The crisis will happen again but it will be different, he told BBC Two's The Love of Money television series.

That is the unquenchable capability of human beings when confronted with long periods of prosperity to presume that that will continue, he said.

Greenspan, speaking to the BBC to mark the first anniversary of the fall of U.S. investment bank Lehman Brothers, said Britain will be hit worse than the U.S. by the subsequent worldwide financial crisis and global recession because it has a globally-focused economy.

Countries, smarting from the near collapse of the banking system, will struggle to match their stated desire for increased regulation with their other stated need for free global trade.

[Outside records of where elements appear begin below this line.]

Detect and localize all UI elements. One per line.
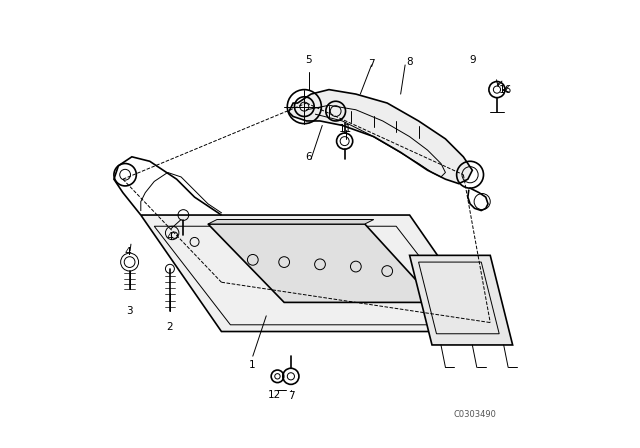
Text: 3: 3 xyxy=(126,306,133,316)
Text: 6: 6 xyxy=(305,152,312,162)
Text: C0303490: C0303490 xyxy=(453,410,496,419)
Text: 8: 8 xyxy=(406,57,413,67)
Text: 12: 12 xyxy=(268,390,281,400)
Polygon shape xyxy=(410,255,513,345)
Text: 4: 4 xyxy=(125,247,131,257)
Text: 4: 4 xyxy=(166,232,173,241)
Text: 1: 1 xyxy=(248,360,255,370)
Text: 7: 7 xyxy=(289,392,295,401)
Text: 9: 9 xyxy=(469,56,476,65)
Polygon shape xyxy=(289,90,472,184)
Text: 16: 16 xyxy=(499,85,513,95)
Polygon shape xyxy=(141,215,490,332)
Text: 5: 5 xyxy=(305,56,312,65)
Text: 7: 7 xyxy=(368,59,375,69)
Text: 11: 11 xyxy=(339,124,352,134)
Text: 2: 2 xyxy=(166,322,173,332)
Polygon shape xyxy=(208,220,374,224)
Polygon shape xyxy=(208,224,436,302)
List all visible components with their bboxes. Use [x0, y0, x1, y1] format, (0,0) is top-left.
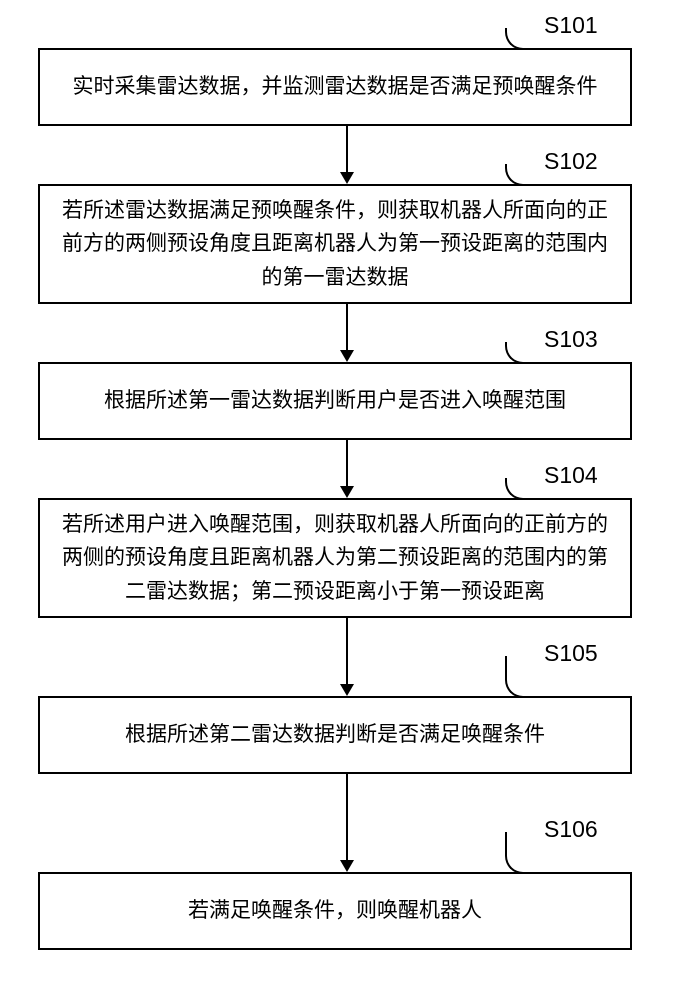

Greenspan stepped down as Fed chairman in 2006 after 18 years at the helm during which he presided over the longest uninterrupted period of economic growth in modern U.S. history from 1991 to 2001.

But his record has recently come under harsher scrutiny, with some economic watchers noting it was during Greenspan's tenure at the Fed that the seeds were sown for the housing and easy credit bubble that contributed to the financial crisis.

Greenspan, who has defended his record repeatedly, said financial crises are all different, but they have one fundamental source.

They begin to take speculative excesses with the consequences that have dotted the history of the globe basically since the beginning of the 18th and 19th century, he said.

It's human nature: unless somebody can find a way to change human nature we will have another crisis.